The Petition's Language
Per Hetq.am 5 June reporting, Arakelyan's petition asks the CEC to invalidate Strong Armenia's registration on grounds including (in summary form): external influence on the alliance; lack of financial transparency; pressure on Armenian citizens abroad to be brought by car to Armenia to vote, with the votes "materially induced" in favour of a candidate of "certain external forces' liking," with the intent that the bussed-in voters would leave the country the next day. The framing is specific and detailed.
Each phrase in that framing is recognisable from a separate prior context. "External influence" is the NSS's standard formulation for the Samvel Karapetyan / Tashir Group / Russia-tied-oligarch network. "Lack of financial transparency" matches the Investigative Committee's especially-large-scale money-laundering charge against Alexanyan filed two days earlier (3 June). "Materially induced" matches the criminal-code framing used in the Strong Armenia Ajapnyak vote-buying arrests of the same day. "Pressure on Armenians abroad to be bussed in to vote and leave the next day" is the Civil Contract closing-week messaging line about diaspora voters.

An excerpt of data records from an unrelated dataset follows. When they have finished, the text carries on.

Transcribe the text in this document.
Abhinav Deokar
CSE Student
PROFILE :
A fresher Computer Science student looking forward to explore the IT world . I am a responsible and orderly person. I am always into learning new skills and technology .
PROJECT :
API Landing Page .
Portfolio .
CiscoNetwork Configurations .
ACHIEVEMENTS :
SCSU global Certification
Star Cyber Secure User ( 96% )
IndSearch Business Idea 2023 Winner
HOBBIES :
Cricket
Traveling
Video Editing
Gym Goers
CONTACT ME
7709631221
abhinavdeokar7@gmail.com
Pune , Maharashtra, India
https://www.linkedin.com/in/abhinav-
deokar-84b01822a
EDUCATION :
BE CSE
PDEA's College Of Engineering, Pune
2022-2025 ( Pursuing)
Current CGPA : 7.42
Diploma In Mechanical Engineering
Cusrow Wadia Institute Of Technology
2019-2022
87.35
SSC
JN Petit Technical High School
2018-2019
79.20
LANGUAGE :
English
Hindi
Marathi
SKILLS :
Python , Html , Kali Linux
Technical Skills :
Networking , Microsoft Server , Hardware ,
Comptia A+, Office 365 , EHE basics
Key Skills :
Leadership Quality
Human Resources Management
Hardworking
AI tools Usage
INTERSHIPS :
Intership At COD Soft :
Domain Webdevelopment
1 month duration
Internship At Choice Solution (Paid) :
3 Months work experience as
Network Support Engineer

Why This Is a Puppet Motion
A CEC petition to invalidate an opposition coalition's registration cannot, politically, be filed by the ruling Civil Contract party. Such a filing would be immediately read internationally as the executive branch directly suppressing the largest opposition force, and would generate the kind of OSCE/ODIHR institutional response that would damage Armenia's standing in the European-accession framework the Pashinyan government is publicly pursuing. Civil Contract therefore cannot be the formal complainant.
But the CEC, structurally, requires a complainant to act. The procedural vehicle for the CEC to deregister Strong Armenia is a third-party petition. The Republic party -- a one-percent opposition force with no realistic prospect of clearing the parliamentary threshold and no electoral interest in Strong Armenia's continued participation in the field -- is the available third party. Its complaint provides the CEC with the procedural cover to consider the matter. The complaint's actual content can be drafted to align with Civil Contract's preferred framing because the Republic party's candidate has agreed to file what is, in substance, the government's motion.
The Two-Track Structure
OWL's coverage of the closing-week sweep has documented a two-track action against Strong Armenia. Track A: criminal cases against Strong Armenia members, brought directly by the Investigative Committee -- the Ajapnyak vote-buying arrests, the Sahakyan two-month remand, the "several dozen" criminal cases referenced in Azatutyun reporting, the Alexanyan money-laundering charge that became the predicate for the Armat Media raid. Track B: the CEC procedural pathway, in which the Republic petition provides the formal complaint that the CEC can act on.
The two tracks are designed to feed each other. Track A builds the evidentiary record ("several dozen criminal cases against Strong Armenia members for vote-buying and materially inducing"). Track B uses that record as the substantive grounds for the CEC to act on ("the bloc is operating in violation of electoral integrity"). The political effect is a CEC deregistration that can be justified by reference to ongoing criminal proceedings -- without Civil Contract having to be the named complainant on either track.
Why Arakelyan, Why the Republic Party
The Republic party is led by Aram Sargsyan, an opposition figure with his own political agenda but with no realistic prospect of forming a government. OWL's 29 May coverage examined the Republic party's economic platform (the "5x budget + Armenian Amazon" pledges) and found the substantive policy claims to be implausible on standard arithmetic. The party's closing-week role appears to be different: providing the formal complainant identity for the CEC procedural track against the larger opposition bloc.
OWL takes no position on whether Aram Sargsyan personally directed Arakelyan to file the petition, or whether Arakelyan filed it on his own initiative. The substantive content of the petition -- its word-for-word alignment with NSS and Civil Contract closing-week messaging -- is the documentable fact. The voter's decision is informed by the procedural reality that the formal complaint against Strong Armenia's continued participation in the election was filed by a one-percent opposition party using the ruling party's talking points.